Prototipo del barreminaswww.fuerzasmilitares.org (18SEP2013) El más reciente modo de operar de los grupos alzados en armas al plantar minas antipersona y otro tipo de artefactos explosivos busca dejar inservibles los sistemas metálicos detectores y dificultar el trabajo de los perros antiexplosivos.

Según miembros del Ejército Nacional, basta con rodear los artefactos con pegamento y otros olores que confundan al canino o que las minas sean cubiertas con plástico, lo que también –en algunas ocasiones- deja fuera de combate al detector de metales.

Ante el riesgo de que aumente el número de víctimas por minas antipersona en Norte de Santander, parte de las tropas que patrullan las zonas rurales de Tibú, La Gabarra y Hacarí están usando un elemento rústico y percibido como artesanal para evitar que los soldados y los campesinos resulten heridos o muertos.

Se trata del barreminas manual creado y acoplado por el capitán David Rojas, de la Fuerza de Tarea Vulcano de la Brigada 30.

El oficial explicó que el fin es generar la sensación de seguridad en los militares que patrullan parte de los municipios del Catatumbo,donde hay campos minados. 

“Como los terroristas van cambiando su modo de operar, hemos implementado un elemento que activa de forma controlada un artefacto explosivo y que simula el primer paso de la persona. Es decir, que cuando el barreminas pisa, es como si pisara el pie de un humano, lo que hace explotar el artefacto de manera controlada”, explicó el creador.

Está hecho con un chasis de metal y cuatro ruedas de goma. Mide 30 centímetros de ancho. Tiene una longitud de expansión mínima para un área de 3,75 metros, lo que le da al soldado que lo  maniobra la oportunidad de tener ventaja de reaccionar ante la onda explosiva.

Ha sido utilizado en Hacarí, donde el uniformado –asegura- ha salvado a los 36 hombres que componen la tropa, aunque no haya encontrado minas a su paso. 

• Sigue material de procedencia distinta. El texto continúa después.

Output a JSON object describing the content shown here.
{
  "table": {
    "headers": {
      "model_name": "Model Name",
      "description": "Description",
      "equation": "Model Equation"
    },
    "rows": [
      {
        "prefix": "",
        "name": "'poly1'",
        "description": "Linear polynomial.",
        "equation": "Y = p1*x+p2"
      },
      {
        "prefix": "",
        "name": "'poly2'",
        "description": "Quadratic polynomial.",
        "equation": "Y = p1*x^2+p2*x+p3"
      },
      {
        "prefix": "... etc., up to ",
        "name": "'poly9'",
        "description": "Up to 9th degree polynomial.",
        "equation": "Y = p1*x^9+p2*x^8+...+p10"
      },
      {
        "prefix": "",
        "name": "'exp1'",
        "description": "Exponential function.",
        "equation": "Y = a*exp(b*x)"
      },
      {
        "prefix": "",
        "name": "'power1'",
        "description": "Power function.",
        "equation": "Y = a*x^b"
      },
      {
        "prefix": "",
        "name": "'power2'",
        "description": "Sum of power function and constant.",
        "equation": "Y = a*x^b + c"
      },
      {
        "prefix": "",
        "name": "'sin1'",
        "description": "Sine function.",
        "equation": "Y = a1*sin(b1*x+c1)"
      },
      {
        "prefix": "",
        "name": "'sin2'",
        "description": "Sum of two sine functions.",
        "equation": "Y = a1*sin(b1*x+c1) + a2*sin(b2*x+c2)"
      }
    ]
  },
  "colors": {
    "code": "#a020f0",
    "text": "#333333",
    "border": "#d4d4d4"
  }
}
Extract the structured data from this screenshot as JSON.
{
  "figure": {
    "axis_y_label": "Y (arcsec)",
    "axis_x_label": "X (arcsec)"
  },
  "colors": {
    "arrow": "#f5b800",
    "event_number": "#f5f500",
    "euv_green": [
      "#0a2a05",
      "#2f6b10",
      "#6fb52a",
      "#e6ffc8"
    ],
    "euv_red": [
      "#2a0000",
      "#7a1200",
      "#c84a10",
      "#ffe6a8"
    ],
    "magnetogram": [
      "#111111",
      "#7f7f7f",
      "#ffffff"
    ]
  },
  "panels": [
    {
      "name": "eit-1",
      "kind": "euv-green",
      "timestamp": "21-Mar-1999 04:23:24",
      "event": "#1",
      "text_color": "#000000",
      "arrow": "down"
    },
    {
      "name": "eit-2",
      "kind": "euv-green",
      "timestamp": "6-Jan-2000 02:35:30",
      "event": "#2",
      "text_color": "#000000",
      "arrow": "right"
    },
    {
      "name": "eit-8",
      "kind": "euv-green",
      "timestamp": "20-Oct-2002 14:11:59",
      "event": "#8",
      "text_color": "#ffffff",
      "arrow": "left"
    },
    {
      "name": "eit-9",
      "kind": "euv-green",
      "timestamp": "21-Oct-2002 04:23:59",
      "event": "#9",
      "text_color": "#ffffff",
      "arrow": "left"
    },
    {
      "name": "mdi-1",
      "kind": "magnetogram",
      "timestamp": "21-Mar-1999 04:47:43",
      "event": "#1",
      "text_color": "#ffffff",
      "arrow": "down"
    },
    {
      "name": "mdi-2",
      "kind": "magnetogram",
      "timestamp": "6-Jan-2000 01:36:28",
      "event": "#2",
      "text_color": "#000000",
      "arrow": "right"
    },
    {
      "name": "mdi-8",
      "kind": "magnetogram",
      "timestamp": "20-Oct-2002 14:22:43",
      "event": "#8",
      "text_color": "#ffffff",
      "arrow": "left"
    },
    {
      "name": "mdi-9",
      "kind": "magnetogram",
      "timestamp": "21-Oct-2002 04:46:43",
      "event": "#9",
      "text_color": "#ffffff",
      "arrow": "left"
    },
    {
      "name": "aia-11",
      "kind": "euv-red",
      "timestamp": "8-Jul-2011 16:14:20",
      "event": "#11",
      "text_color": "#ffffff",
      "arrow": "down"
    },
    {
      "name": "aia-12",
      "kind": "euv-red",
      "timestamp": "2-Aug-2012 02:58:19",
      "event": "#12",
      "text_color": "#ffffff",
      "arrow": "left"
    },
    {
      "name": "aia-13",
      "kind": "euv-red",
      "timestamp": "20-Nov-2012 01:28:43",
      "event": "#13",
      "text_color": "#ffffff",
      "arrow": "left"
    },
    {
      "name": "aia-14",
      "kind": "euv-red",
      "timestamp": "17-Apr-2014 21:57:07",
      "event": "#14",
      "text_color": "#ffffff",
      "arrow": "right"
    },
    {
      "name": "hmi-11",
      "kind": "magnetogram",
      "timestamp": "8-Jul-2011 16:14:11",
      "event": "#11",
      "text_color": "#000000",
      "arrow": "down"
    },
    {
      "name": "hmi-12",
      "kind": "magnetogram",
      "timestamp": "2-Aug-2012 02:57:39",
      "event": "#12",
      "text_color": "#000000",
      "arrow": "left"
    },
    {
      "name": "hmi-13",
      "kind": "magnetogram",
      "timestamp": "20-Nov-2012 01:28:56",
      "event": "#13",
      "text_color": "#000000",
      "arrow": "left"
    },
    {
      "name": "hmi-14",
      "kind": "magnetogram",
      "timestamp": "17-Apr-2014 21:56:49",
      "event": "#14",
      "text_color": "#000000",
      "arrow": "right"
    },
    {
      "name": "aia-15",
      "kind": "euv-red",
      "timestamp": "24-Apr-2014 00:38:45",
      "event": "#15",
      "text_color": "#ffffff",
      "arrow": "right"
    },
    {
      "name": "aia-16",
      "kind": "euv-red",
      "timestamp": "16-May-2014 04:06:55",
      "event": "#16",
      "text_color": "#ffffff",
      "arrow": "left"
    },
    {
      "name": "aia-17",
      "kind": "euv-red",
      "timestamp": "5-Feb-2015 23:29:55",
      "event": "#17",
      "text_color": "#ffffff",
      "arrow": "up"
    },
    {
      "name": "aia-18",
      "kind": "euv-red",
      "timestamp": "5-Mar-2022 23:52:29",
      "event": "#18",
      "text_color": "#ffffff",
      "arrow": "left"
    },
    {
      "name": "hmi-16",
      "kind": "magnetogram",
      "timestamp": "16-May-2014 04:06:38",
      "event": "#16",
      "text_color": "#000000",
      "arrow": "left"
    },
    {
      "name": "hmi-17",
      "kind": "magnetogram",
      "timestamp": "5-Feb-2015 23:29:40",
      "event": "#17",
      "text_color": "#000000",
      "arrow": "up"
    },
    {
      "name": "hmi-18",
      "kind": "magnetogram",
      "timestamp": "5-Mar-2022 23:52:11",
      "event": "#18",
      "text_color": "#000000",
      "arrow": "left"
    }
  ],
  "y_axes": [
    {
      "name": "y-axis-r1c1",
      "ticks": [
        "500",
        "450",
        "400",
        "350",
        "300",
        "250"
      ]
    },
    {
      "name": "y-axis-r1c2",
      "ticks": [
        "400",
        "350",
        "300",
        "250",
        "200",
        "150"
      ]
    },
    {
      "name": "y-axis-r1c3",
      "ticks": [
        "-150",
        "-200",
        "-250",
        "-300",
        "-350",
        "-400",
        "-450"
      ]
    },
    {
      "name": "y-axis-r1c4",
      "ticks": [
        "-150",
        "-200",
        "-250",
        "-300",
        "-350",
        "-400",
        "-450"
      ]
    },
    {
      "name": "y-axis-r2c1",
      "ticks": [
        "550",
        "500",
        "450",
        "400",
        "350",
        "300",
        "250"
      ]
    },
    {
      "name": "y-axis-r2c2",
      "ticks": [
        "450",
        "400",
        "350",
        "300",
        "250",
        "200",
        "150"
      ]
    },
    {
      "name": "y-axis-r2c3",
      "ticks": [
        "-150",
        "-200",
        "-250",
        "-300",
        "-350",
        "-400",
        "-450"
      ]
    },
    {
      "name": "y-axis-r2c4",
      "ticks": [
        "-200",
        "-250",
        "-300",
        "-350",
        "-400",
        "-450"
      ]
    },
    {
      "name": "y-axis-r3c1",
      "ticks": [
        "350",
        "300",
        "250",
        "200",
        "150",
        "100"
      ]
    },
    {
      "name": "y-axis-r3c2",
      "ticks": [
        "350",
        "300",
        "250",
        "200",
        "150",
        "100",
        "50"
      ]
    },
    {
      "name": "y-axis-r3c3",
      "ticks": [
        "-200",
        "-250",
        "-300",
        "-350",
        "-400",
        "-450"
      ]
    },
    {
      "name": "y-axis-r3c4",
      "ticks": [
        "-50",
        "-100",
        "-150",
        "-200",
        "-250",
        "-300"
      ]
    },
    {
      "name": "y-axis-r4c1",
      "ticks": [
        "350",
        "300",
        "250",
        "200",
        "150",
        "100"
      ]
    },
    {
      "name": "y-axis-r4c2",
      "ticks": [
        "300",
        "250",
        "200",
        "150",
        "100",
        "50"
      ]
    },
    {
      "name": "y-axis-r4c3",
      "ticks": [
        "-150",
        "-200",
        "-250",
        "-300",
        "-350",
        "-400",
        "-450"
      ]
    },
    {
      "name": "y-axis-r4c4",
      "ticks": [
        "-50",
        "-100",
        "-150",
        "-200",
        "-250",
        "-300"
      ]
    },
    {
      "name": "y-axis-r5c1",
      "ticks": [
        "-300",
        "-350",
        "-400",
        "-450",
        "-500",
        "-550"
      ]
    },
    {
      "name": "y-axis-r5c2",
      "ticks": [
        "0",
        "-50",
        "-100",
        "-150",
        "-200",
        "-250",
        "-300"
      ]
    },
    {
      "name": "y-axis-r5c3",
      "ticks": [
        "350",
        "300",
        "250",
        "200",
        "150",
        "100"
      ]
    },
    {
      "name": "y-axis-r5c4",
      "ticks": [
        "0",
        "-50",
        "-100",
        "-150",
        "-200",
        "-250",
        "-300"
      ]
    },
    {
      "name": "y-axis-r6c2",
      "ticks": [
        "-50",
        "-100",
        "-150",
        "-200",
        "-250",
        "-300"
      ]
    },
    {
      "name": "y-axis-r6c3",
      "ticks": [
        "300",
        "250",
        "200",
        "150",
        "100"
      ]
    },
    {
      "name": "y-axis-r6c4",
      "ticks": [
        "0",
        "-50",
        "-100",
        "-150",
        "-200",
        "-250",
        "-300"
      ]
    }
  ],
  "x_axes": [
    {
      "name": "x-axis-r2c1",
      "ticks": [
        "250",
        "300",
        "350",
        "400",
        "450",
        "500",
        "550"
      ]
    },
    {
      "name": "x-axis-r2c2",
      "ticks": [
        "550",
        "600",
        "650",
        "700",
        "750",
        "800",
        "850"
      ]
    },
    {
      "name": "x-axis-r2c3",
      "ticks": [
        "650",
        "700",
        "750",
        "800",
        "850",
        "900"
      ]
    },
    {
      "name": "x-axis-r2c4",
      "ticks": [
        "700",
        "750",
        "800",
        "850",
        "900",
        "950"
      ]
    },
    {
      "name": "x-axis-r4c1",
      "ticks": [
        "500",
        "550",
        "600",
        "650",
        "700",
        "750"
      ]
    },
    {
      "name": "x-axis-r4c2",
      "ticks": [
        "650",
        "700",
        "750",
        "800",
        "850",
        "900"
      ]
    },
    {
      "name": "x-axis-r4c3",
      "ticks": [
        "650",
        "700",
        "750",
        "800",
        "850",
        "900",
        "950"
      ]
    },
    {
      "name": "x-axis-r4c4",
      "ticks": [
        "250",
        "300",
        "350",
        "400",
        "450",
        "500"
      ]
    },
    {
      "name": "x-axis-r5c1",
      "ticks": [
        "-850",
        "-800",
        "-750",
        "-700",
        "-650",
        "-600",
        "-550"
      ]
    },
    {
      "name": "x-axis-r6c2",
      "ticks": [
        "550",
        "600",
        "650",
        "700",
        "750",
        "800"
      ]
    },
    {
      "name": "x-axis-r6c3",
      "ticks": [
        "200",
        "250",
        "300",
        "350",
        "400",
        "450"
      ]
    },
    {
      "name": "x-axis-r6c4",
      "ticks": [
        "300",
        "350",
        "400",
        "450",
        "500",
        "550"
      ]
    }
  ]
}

Pero, en la zona rural de Tibú el barreminas detonó un artefacto de menor peligrosidad, lo que preservó la seguridad de la comunidad.

El equipo se encuentra  en Bogotá para ser presentado ante el Ministerio de Defensa, pues obtuvo el aval de la Brigada 30 y del general de la Fuerza de Tarea Vulcano, Marcolino Tamayo, lo que le ha permitido a Norte de Santander ser pionero en este tipo de equipos para enfrentar ese enemigo oculto de los uniformado y civiles.

Según las recomendaciones, el sistema tendrá acoples científicos y apoyo de la Industria Militar (Indumil), como la ampliación de hasta 30 metros de la barra expansiva, lo que permitirá la preservación de las tropas, pues el objetivo es que sea utilizado en todas las brigadas del país.

Entre los más golpeados

Desde 1990 hasta julio de este año, un total de 10.470 personas han sido víctimas de las minas antipersona en Colombia, de las cuales el 8%, corresponden a Norte de Santander.

Según cifras del Programa Presidencial para la Acción Integral contra las minas antipersonas, el departamento junto a Antioquia, Meta, Caquetá y Nariño son los más golpeados por la acción de esa clase de artefactos explosivos que son sembrados en los caminos y veredas. 

Desde los 90 se han registrado, en Norte de Santander, 745 víctimas, de las cuales el 28% son civiles y el 72% son miembros de la Fuerza Pública.

Los municipios del Catatumbo que también han registrado la problemática son las zonas rurales de Hacarí, Convención, El Tarra, Hacarí, Tibú, San Calixto y Teorama.

Los mandos militares atribuyen a grupos armados ilegales la  instalación de los explosivos para  asegurar las zonas en que se encuentran los cultivos de coca en el Catatumbo.